New Orleans Mayor Mitch Landrieu’s New Book Explores Monuments, Race

“Here is what I know about race. You can’t go over it. You can’t go under it. You can’t go around it. You have to go through it.”

New Orleans Mayor Mitch Landrieu made national headlines last year when he had the confederate statues in his city removed. He was at the front of a national wave of confederate statue removals as the South looked to reconcile its history with white supremacy and reverence for the defenders of slavery.

Landrieu, a white man leading a majority-black city, received a lot of attention for this speech on his decision to remove the statues:

 

Landrieu writes in his new book “In the Shadows of Statues: A White Southerner Confronts History” that the decision to remove the statues came with aggressive resistance. He even struggled to find contractors willing to remove Jefferson Davis and Robert E. Lee from their pedestals. And he lost popular support among his white constituency.

But Landrieu did successfully remove the statues before the end of his second term, which ends in May of this year. He says in his book that he only regrets not having them replaced with new public art before he leaves office.

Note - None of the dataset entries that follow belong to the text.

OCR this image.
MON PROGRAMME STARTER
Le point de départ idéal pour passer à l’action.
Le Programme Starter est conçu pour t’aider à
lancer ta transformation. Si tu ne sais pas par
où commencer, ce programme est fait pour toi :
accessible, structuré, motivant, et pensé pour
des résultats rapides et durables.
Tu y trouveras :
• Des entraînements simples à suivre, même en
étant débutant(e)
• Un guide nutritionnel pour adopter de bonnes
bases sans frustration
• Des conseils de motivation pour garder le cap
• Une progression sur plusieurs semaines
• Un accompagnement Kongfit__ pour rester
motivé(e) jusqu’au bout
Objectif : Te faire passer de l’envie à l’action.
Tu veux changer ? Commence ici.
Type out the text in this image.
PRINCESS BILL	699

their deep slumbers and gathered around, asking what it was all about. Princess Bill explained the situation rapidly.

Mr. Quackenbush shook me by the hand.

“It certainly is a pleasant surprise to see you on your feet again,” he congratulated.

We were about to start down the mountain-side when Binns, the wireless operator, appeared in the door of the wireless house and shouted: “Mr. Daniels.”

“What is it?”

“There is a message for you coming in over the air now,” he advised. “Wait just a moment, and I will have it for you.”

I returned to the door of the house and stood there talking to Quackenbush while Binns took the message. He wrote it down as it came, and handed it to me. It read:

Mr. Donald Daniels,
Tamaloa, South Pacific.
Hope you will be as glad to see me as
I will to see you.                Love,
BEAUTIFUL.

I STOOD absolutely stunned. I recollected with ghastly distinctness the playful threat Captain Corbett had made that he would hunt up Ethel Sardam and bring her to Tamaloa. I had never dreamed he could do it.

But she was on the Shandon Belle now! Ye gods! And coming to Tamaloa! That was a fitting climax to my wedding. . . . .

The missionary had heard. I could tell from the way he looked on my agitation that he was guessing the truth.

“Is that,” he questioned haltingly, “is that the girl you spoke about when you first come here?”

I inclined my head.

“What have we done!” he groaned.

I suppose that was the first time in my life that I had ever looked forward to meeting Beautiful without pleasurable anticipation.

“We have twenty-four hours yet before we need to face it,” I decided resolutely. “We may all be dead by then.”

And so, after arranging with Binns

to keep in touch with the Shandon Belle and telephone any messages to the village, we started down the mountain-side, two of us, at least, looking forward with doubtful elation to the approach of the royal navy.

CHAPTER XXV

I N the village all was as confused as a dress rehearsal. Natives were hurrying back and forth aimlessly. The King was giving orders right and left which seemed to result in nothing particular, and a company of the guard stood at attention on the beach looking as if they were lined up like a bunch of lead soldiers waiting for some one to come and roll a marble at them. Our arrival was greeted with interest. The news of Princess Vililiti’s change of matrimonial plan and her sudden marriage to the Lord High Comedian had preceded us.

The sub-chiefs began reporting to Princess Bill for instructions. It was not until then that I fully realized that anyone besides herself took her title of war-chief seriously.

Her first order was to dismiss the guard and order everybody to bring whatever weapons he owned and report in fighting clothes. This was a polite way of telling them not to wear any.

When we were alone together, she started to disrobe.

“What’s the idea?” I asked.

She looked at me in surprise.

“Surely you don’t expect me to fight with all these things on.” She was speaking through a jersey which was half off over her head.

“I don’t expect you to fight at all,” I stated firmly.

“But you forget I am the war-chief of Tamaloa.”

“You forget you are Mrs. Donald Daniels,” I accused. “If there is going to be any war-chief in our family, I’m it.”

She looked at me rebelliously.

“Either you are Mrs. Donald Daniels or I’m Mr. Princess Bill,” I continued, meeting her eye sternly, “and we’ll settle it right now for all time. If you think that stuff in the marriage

Landrieu writes about a life-long confrontation with race and racism, first as a young boy growing up in an integrated neighborhood in New Orleans, attending Jesuit schools, and as a the son of a popular mayor, Moon Landrieu, who was progressive on civil rights.

He writes in his book: 

“Here is what I know about race. You can’t go over it. You can’t go under it. You can’t go around it. You have to go through it.

“I have been searching for my way through race for all of my conscious life and will keep doing so until God mercifully takes my last breath. The voices across the years, from childhood, through my education, and into public office, speak to me still.”

A key voice speaking to Landrieu about race while he was mayor was jazz musician Wynton Marsalis, who challenged Landrieu to look at the statues from the perspective of African Americans living in New Orleans, and also to consider having the statues removed.

“Really something changed in me,” Landrieu tells Detroit Today senior producer Laura Weber-Davis. “I write about those feelings that I heard from African Americans.”

Landrieu says it was important for him to say publicly, and to write in the book, the truth about the statues; that the Civil War was fought to defend slavery, and the statues were erected decades later to promote white supremacy. 

 “You have to state that [Confederates] were on the wrong side of history, and the wrong side of humanity.”

“The war was fought over the cause of slavery, period. It wasn’t economics… it wasn’t a noble cause,” says Landrieu. “That, unfortunately, is very hard for some people to say these days, and it shouldn’t be. Because if we can’t say that very simple thing, it’s hard for us to get to the next generation of resolution on race.”

Landrieu’s national profile has been raised, in part because of his position on the statues, but also as a buzz lingers around him that he may consider running for president in 2020. For now, Landrieu says he’s not thinking about that. 

“In politics you never say never, but it’s not something I’m working on now or intending to do.”